Libertà, accettazione, rifiuto, discriminazione: sono alcuni dei temi affrontati nelle ultime settimane dalla trasmissione “Le Iene Show” di Davide Parenti in relazione al blocco imposto dal governo in merito alla registrazione dei figli di coppie omogenitoriali. Una questione che ha acceso il dibattito pubblico e televisivo, portando molte personalità del mondo LGBTQ+ a raccontare il loro vissuto e le loro esperienze. Nell’ultima puntata del programma, andata in onda lo scorso 4 febbraio, è stata la volta di Priscilla Drag, che si è lasciata andare ad un toccante monologo.
Monologo Priscilla Drag a Le Iene: tra rifiuto e accettazione di sé
Quanta paura può fare ancora un uomo truccato con una parrucca in testa che cammina su tacchi altissimi? Dico paura perché è quello che proviamo di fronte a ciò che non sappiamo riconoscere, a ciò che non riusciamo a capire. Dunque, che ci viene più facile temere, allontanare, condannare. Anche Mariano era così: un omosessuale che concepiva l’omosessualità come qualcosa da vivere in segreto, nella propria intimità, perché aveva interiorizzato, suo malgrado, una forma di omofobia.

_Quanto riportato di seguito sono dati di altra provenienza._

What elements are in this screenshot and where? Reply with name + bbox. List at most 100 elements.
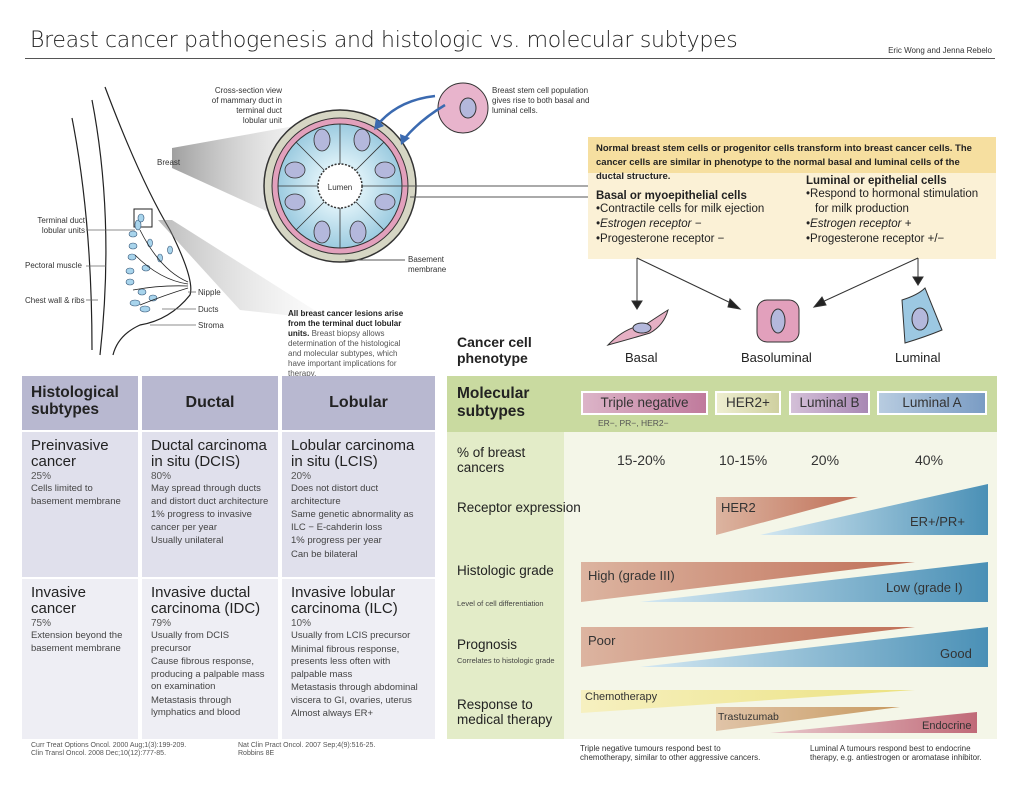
receptor-label: Receptor expression	[457, 500, 581, 515]
luminal-item: •Respond to hormonal stimulation	[806, 188, 979, 200]
note-triple-negative: Triple negative tumours respond best to …	[580, 744, 761, 762]
hist-cell-title: Invasive cancer	[31, 584, 87, 617]
hist-cell-title: Invasive ductal carcinoma (IDC)	[151, 584, 261, 617]
basal-title: Basal or myoepithelial cells	[596, 190, 747, 202]
hist-cell: Invasive cancer 75% Extension beyond the b…	[22, 579, 138, 739]
phenotype-luminal: Luminal	[895, 350, 941, 365]
cell-types-intro: Normal breast stem cells or progenitor c…	[588, 137, 996, 182]
authors: Eric Wong and Jenna Rebelo	[888, 46, 992, 55]
hist-header-ductal: Ductal	[142, 376, 278, 430]
hist-cell: Invasive lobular carcinoma (ILC) 10% Usual…	[282, 579, 435, 739]
poor-label: Poor	[588, 633, 616, 648]
trastuzumab-label: Trastuzumab	[718, 711, 779, 723]
hist-cell-desc: Usually from DCIS precursor	[151, 630, 230, 654]
wedge-endocrine	[770, 712, 977, 733]
ref: Clin Transl Oncol. 2008 Dec;10(12):777-8…	[31, 750, 167, 757]
ref: Robbins 8E	[238, 750, 275, 757]
basal-item: •Contractile cells for milk ejection	[596, 203, 765, 215]
cross-section-label: Cross-section view of mammary duct in te…	[211, 86, 282, 125]
hist-cell-desc: Cause fibrous response, producing a palp…	[151, 656, 265, 692]
tn-note: ER−, PR−, HER2−	[598, 418, 669, 428]
hist-cell-pct: 75%	[31, 618, 52, 629]
pectoral-label: Pectoral muscle	[25, 261, 82, 270]
hist-cell-pct: 25%	[31, 471, 52, 482]
stroma-label: Stroma	[198, 321, 224, 330]
pct-value: 10-15%	[719, 452, 768, 468]
hist-header: Histological subtypes	[22, 376, 138, 430]
note-bold: All breast cancer lesions arise from the…	[288, 309, 404, 338]
chemo-label: Chemotherapy	[585, 691, 658, 703]
hist-cell-title: Lobular carcinoma in situ (LCIS)	[291, 437, 415, 470]
tdlu-label: Terminal duct lobular units	[37, 216, 85, 235]
wedge-grade-high	[581, 562, 915, 602]
hist-cell-desc: Can be bilateral	[291, 548, 358, 560]
luminal-item: for milk production	[815, 203, 909, 215]
wedge-prognosis-good	[640, 627, 988, 667]
badge-luminal-b: Luminal B	[789, 391, 870, 415]
wedge-grade-low	[640, 562, 988, 602]
hist-cell: Invasive ductal carcinoma (IDC) 79% Usuall…	[142, 579, 278, 739]
ref: Curr Treat Options Oncol. 2000 Aug;1(3):…	[31, 742, 187, 749]
hist-cell-desc: Almost always ER+	[291, 708, 374, 719]
ref: Nat Clin Pract Oncol. 2007 Sep;4(9):516-…	[238, 742, 376, 749]
hist-cell: Lobular carcinoma in situ (LCIS) 20% Does …	[282, 432, 435, 577]
hist-cell-pct: 10%	[291, 618, 312, 629]
hist-cell-desc: Same genetic abnormality as ILC − E-cahd…	[291, 509, 414, 533]
pct-value: 40%	[915, 452, 944, 468]
endocrine-label: Endocrine	[922, 720, 972, 732]
hist-cell-desc: Minimal fibrous response, presents less …	[291, 643, 400, 680]
luminal-item: •Estrogen receptor +	[806, 218, 912, 230]
hist-cell-pct: 20%	[291, 471, 312, 482]
badge-triple-negative: Triple negative	[581, 391, 708, 415]
hist-cell-pct: 80%	[151, 471, 172, 482]
phenotype-basal: Basal	[625, 350, 658, 365]
pct-value: 20%	[811, 452, 840, 468]
luminal-item: •Progesterone receptor +/−	[806, 233, 945, 245]
phenotype-diagram	[606, 257, 943, 346]
wedge-prognosis-poor	[581, 627, 915, 667]
hist-cell-desc: Metastasis through abdominal viscera to …	[291, 682, 418, 706]
er-pr-label: ER+/PR+	[910, 514, 965, 529]
phenotype-label: Cancer cell phenotype	[457, 334, 532, 366]
breast-label: Breast	[157, 158, 181, 167]
phenotype-basoluminal: Basoluminal	[741, 350, 812, 365]
hist-cell-desc: 1% progress per year	[291, 535, 382, 546]
hist-cell-desc: Cells limited to basement membrane	[31, 483, 121, 507]
wedge-er-pr	[760, 484, 988, 535]
hist-cell-title: Preinvasive cancer	[31, 437, 109, 470]
breast-anatomy-illustration: Lumen	[71, 82, 588, 356]
hist-cell-desc: Metastasis through lymphatics and blood	[151, 694, 241, 719]
hist-header-lobular: Lobular	[282, 376, 435, 430]
grade-high-label: High (grade III)	[588, 568, 675, 583]
lumen-label: Lumen	[328, 183, 352, 192]
grade-sub: Level of cell differentiation	[457, 599, 544, 608]
wedge-trastuzumab	[716, 707, 900, 731]
hist-cell-title: Ductal carcinoma in situ (DCIS)	[151, 437, 267, 470]
hist-cell-desc: Usually from LCIS precursor	[291, 630, 411, 641]
hist-cell-title: Invasive lobular carcinoma (ILC)	[291, 584, 398, 617]
ducts-label: Ducts	[198, 305, 219, 314]
grade-label: Histologic grade	[457, 563, 554, 578]
hist-cell-desc: May spread through ducts and distort duc…	[151, 483, 269, 507]
hist-cell-desc: Extension beyond the basement membrane	[31, 630, 123, 654]
hist-cell-desc: 1% progress to invasive cancer per year	[151, 509, 252, 533]
prognosis-sub: Correlates to histologic grade	[457, 656, 555, 665]
title-divider	[25, 58, 995, 59]
basement-label: Basement membrane	[408, 255, 447, 274]
good-label: Good	[940, 646, 972, 661]
wedge-her2	[716, 497, 858, 535]
note-rest: Breast biopsy allows determination of th…	[288, 329, 401, 378]
hist-cell-desc: Does not distort duct architecture	[291, 483, 379, 507]
prognosis-label: Prognosis	[457, 637, 518, 652]
pct-label: % of breast cancers	[457, 445, 526, 475]
hist-cell-desc: Usually unilateral	[151, 535, 224, 546]
stem-cell-label: Breast stem cell population gives rise t…	[492, 86, 590, 115]
hist-cell: Preinvasive cancer 25% Cells limited to ba…	[22, 432, 138, 577]
badge-luminal-a: Luminal A	[877, 391, 987, 415]
hist-cell-pct: 79%	[151, 618, 172, 629]
badge-her2: HER2+	[715, 391, 781, 415]
therapy-label: Response to medical therapy	[457, 697, 553, 727]
note-luminal-a: Luminal A tumours respond best to endocr…	[810, 744, 982, 762]
wedge-chemotherapy	[581, 690, 915, 713]
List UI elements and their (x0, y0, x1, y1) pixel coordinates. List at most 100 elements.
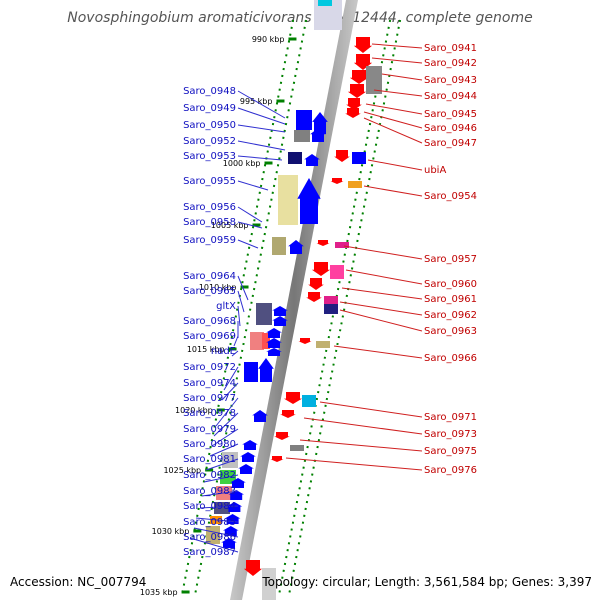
forward-gene-arrow (230, 478, 246, 488)
gene-label[interactable]: Saro_0985 (183, 517, 236, 528)
feature-block (278, 175, 298, 225)
gene-label[interactable]: Saro_0973 (424, 429, 477, 440)
gene-label[interactable]: Saro_0984 (183, 501, 236, 512)
gene-label[interactable]: Saro_0948 (183, 86, 236, 97)
leader-line (237, 155, 283, 161)
leader-line (211, 428, 239, 447)
scale-tick-label: 1010 kbp (199, 283, 237, 292)
gene-label[interactable]: Saro_0953 (183, 151, 236, 162)
gene-label[interactable]: Saro_0974 (183, 378, 236, 389)
leader-line (205, 458, 239, 471)
leader-line (231, 350, 239, 357)
reverse-gene-arrow (274, 432, 290, 440)
forward-gene-arrow (310, 128, 326, 142)
gene-label[interactable]: Saro_0942 (424, 58, 477, 69)
leader-line (189, 537, 239, 553)
reverse-gene-arrow (270, 456, 284, 462)
forward-gene-arrow (238, 464, 254, 474)
gene-label[interactable]: Saro_0941 (424, 43, 477, 54)
feature-block (294, 130, 310, 142)
gene-label[interactable]: Saro_0979 (183, 424, 236, 435)
reverse-gene-arrow (298, 338, 312, 344)
leader-line (381, 73, 423, 81)
gene-label[interactable]: Saro_0947 (424, 138, 477, 149)
gene-label[interactable]: Saro_0976 (424, 465, 477, 476)
leader-line (237, 107, 286, 125)
scale-tick-label: 1015 kbp (187, 345, 225, 354)
forward-gene-arrow (304, 154, 320, 166)
gene-label[interactable]: Saro_0956 (183, 202, 236, 213)
reverse-gene-arrow (347, 84, 367, 98)
gene-label[interactable]: Saro_0971 (424, 412, 477, 423)
reverse-gene-arrow (349, 70, 369, 84)
forward-gene-arrow (266, 348, 282, 356)
leader-line (343, 245, 423, 260)
leader-line (199, 505, 239, 509)
gene-label[interactable]: nadE (211, 346, 236, 357)
leader-line (371, 57, 423, 64)
leader-line (341, 287, 423, 300)
gene-label[interactable]: Saro_0981 (183, 454, 236, 465)
gene-label[interactable]: Saro_0968 (183, 316, 236, 327)
leader-line (363, 117, 423, 144)
gene-label[interactable]: Saro_0949 (183, 103, 236, 114)
gene-label[interactable]: Saro_0957 (424, 254, 477, 265)
leader-line (299, 439, 423, 452)
gene-label[interactable]: Saro_0944 (424, 91, 477, 102)
gene-label[interactable]: gltX (216, 301, 236, 312)
gene-label[interactable]: Saro_0964 (183, 271, 236, 282)
leader-line (237, 180, 269, 191)
leader-line (333, 345, 423, 359)
topology-text: Topology: circular; Length: 3,561,584 bp… (262, 575, 592, 589)
gene-label[interactable]: Saro_0961 (424, 294, 477, 305)
gene-label[interactable]: Saro_0960 (424, 279, 477, 290)
gene-label[interactable]: Saro_0962 (424, 310, 477, 321)
forward-gene-arrow (240, 452, 256, 462)
gene-label[interactable]: ubiA (424, 165, 446, 176)
gene-label[interactable]: Saro_0965 (183, 286, 236, 297)
forward-gene-arrow (242, 440, 258, 450)
leader-line (363, 185, 423, 197)
gene-label[interactable]: Saro_0978 (183, 408, 236, 419)
leader-line (365, 103, 423, 115)
gene-label[interactable]: Saro_0950 (183, 120, 236, 131)
feature-block (206, 526, 220, 544)
gene-label[interactable]: Saro_0987 (183, 547, 236, 558)
gene-label[interactable]: Saro_0977 (183, 393, 236, 404)
gene-label[interactable]: Saro_0986 (183, 532, 236, 543)
scale-tick-label: 1030 kbp (152, 527, 190, 536)
leader-line (237, 221, 263, 229)
backbone-bar (230, 0, 358, 600)
gene-label[interactable]: Saro_0972 (183, 362, 236, 373)
leader-line (373, 89, 423, 97)
forward-gene-arrow (221, 538, 237, 548)
gene-label[interactable]: Saro_0969 (183, 331, 236, 342)
reverse-gene-arrow (353, 37, 373, 53)
gene-label[interactable]: Saro_0952 (183, 136, 236, 147)
gene-label[interactable]: Saro_0955 (183, 176, 236, 187)
forward-gene-arrow (252, 410, 268, 422)
gene-label[interactable]: Saro_0943 (424, 75, 477, 86)
forward-gene-arrow (272, 316, 288, 326)
gene-label[interactable]: Saro_0980 (183, 439, 236, 450)
gene-label[interactable]: Saro_0958 (183, 217, 236, 228)
gene-label[interactable]: Saro_0983 (183, 486, 236, 497)
forward-gene-arrow (312, 112, 328, 134)
gene-label[interactable]: Saro_0945 (424, 109, 477, 120)
leader-line (285, 457, 423, 471)
leader-line (195, 517, 239, 523)
forward-gene-arrow (266, 328, 282, 338)
gene-label[interactable]: Saro_0982 (183, 470, 236, 481)
genome-backbone (230, 0, 358, 600)
figure-title: Novosphingobium aromaticivorans DSM 1244… (67, 10, 533, 26)
forward-gene-arrow (297, 178, 321, 224)
gene-label[interactable]: Saro_0975 (424, 446, 477, 457)
gene-label[interactable]: Saro_0946 (424, 123, 477, 134)
accession-text: Accession: NC_007794 (10, 575, 147, 589)
gene-label[interactable]: Saro_0966 (424, 353, 477, 364)
reverse-gene-arrow (330, 178, 344, 184)
gene-label[interactable]: Saro_0963 (424, 326, 477, 337)
feature-block (316, 341, 330, 348)
gene-label[interactable]: Saro_0954 (424, 191, 477, 202)
gene-label[interactable]: Saro_0959 (183, 235, 236, 246)
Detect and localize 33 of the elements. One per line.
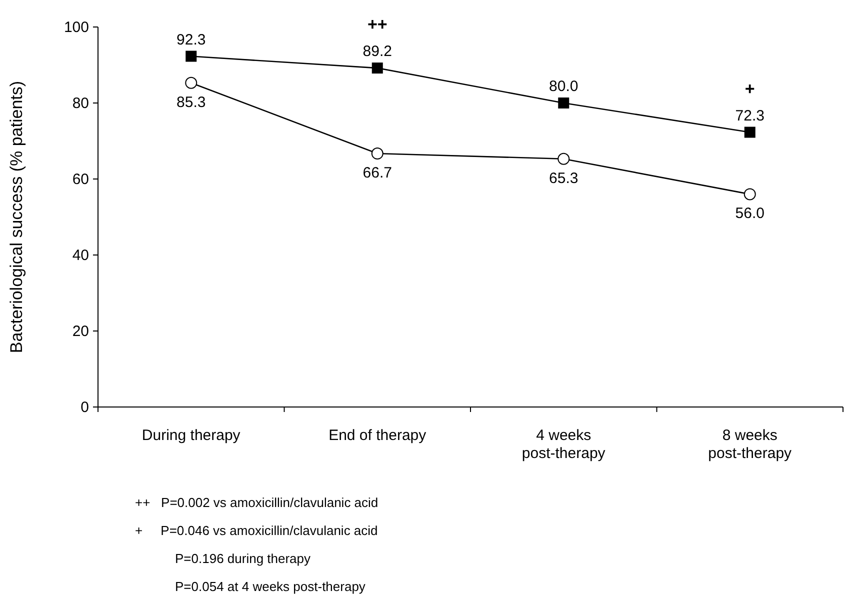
data-label: 66.7 — [362, 164, 392, 182]
data-label: 72.3 — [735, 107, 764, 124]
x-tick-label: During therapy — [142, 427, 241, 444]
data-label: 56.0 — [735, 205, 764, 222]
data-label: 89.2 — [362, 43, 392, 60]
x-tick-label: 8 weeks post-therapy — [708, 427, 792, 462]
point — [372, 62, 383, 74]
x-tick-label: 4 weeks post-therapy — [522, 427, 606, 462]
point — [185, 76, 198, 89]
data-label: 80.0 — [549, 78, 578, 95]
x-tick-label: End of therapy — [328, 427, 427, 444]
y-tick-label: 60 — [72, 171, 89, 188]
y-tick-label: 80 — [72, 95, 89, 112]
y-tick-label: 0 — [80, 399, 89, 416]
text: P=0.196 during therapy — [175, 551, 312, 566]
point — [371, 148, 384, 160]
data-label: 92.3 — [176, 31, 206, 48]
point — [558, 152, 570, 165]
y-axis-title: Bacteriological success (% patients) — [7, 80, 26, 354]
point — [186, 50, 197, 62]
annotation: + — [744, 79, 755, 98]
annotation: ++ — [367, 15, 388, 34]
text: + P=0.046 vs amoxicillin/clavulanic acid — [135, 523, 378, 538]
point — [744, 126, 756, 138]
point — [744, 188, 756, 200]
y-tick-label: 100 — [64, 19, 89, 36]
point — [558, 98, 570, 108]
text: P=0.054 at 4 weeks post-therapy — [175, 579, 366, 594]
text: ++ P=0.002 vs amoxicillin/clavulanic acid — [135, 495, 378, 510]
y-tick-label: 40 — [72, 247, 89, 264]
y-tick-label: 20 — [72, 323, 89, 340]
data-label: 85.3 — [176, 94, 206, 111]
data-label: 65.3 — [549, 170, 578, 187]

Con queste parole Priscilla Drag, all’anagrafe Mariano Gallo, ha esordito per raccontare la sua esperienza, confessando di aver avuto problemi, per molto tempo, ad accettare la parte femminile di sé, sviluppando nei suoi confronti una vera e propria forma di omofobia. Un atteggiamento di non accettazione nato dentro di sé per colpa della società e del contesto culturale di crescita, che non gli permettavano di vivere in pace.
La paura è quella zona di apparente confort da cui non vogliamo uscire. Quando si ha paura non si vede la realtà. Mariano non la vedeva. Mariano sono io. Mariano era in contrasto con Priscilla. Non gli piaceva il suo modo di parlare, di vestire, di comportarsi, non la capiva. E Priscilla sono io. Mariano non accettava le sfumature, le unicità. Non voleva mettersi in discussione. È solo confrontandosi con Priscilla che finalmente ha capito quanto fosse limitato, mediocre, chiuso. Grazie a Priscilla, Mariano è cresciuto. Ha imparato a vedere a colori ma anche Priscilla è cresciuta. Io sono cresciuto. E dopo il conflitto iniziale Mariano e Priscilla hanno imparato a conoscersi, rispettarsi. Ad andare d’accordo. A volte anche ad amarsi. Ma per molto tempo agli occhi di Mariano, che di mestiere fa l’attore, Priscilla era solo un personaggio.
La riappacificazione delle due anime
Una sorta di dissidio interiore, il suo, passato solo con il tempo e alla fine conclusosi con la riappacificazione. Ora, racconta, Mariano e Priscilla, le sue due anime, non sono più una cosa separata, ma si completano a vicenda.
Con il tempo, tuttavia, Mariano ha capito che Priscilla lo porta sulla pelle e dentro di sé, tutto il giorno. Tutti i giorni. E se prima Mariano e Priscilla erano due facce della stessa medaglia, il giorno e la notte, che vivevano schiena e schiena e quando c’era una spariva l’altro, oggi, invece, camminano fianco a fianco. Hanno imparato che non bisogna avere paura di conoscere e di capire. La conoscenza rende liberi. Ora Mariano e Priscilla si tengono per mano e guardano finalmente insieme al futuro.
Si tengono per mano, insomma, e non hanno più paura l’uno dell’altra. E la loro storia, la sua storia, che ha posto l’accento su un’omofobia non derivante dall’esterno ma dall’interno – quella che si può esercitare sulla propria persona per via dei retaggi assimilati -, può essere ora di esempio a quanti vivono nella paura dell’accettazione e nella discriminazione, mostrando loro che può esserci una via d’uscita e che questa via d’uscita è verso la libertà.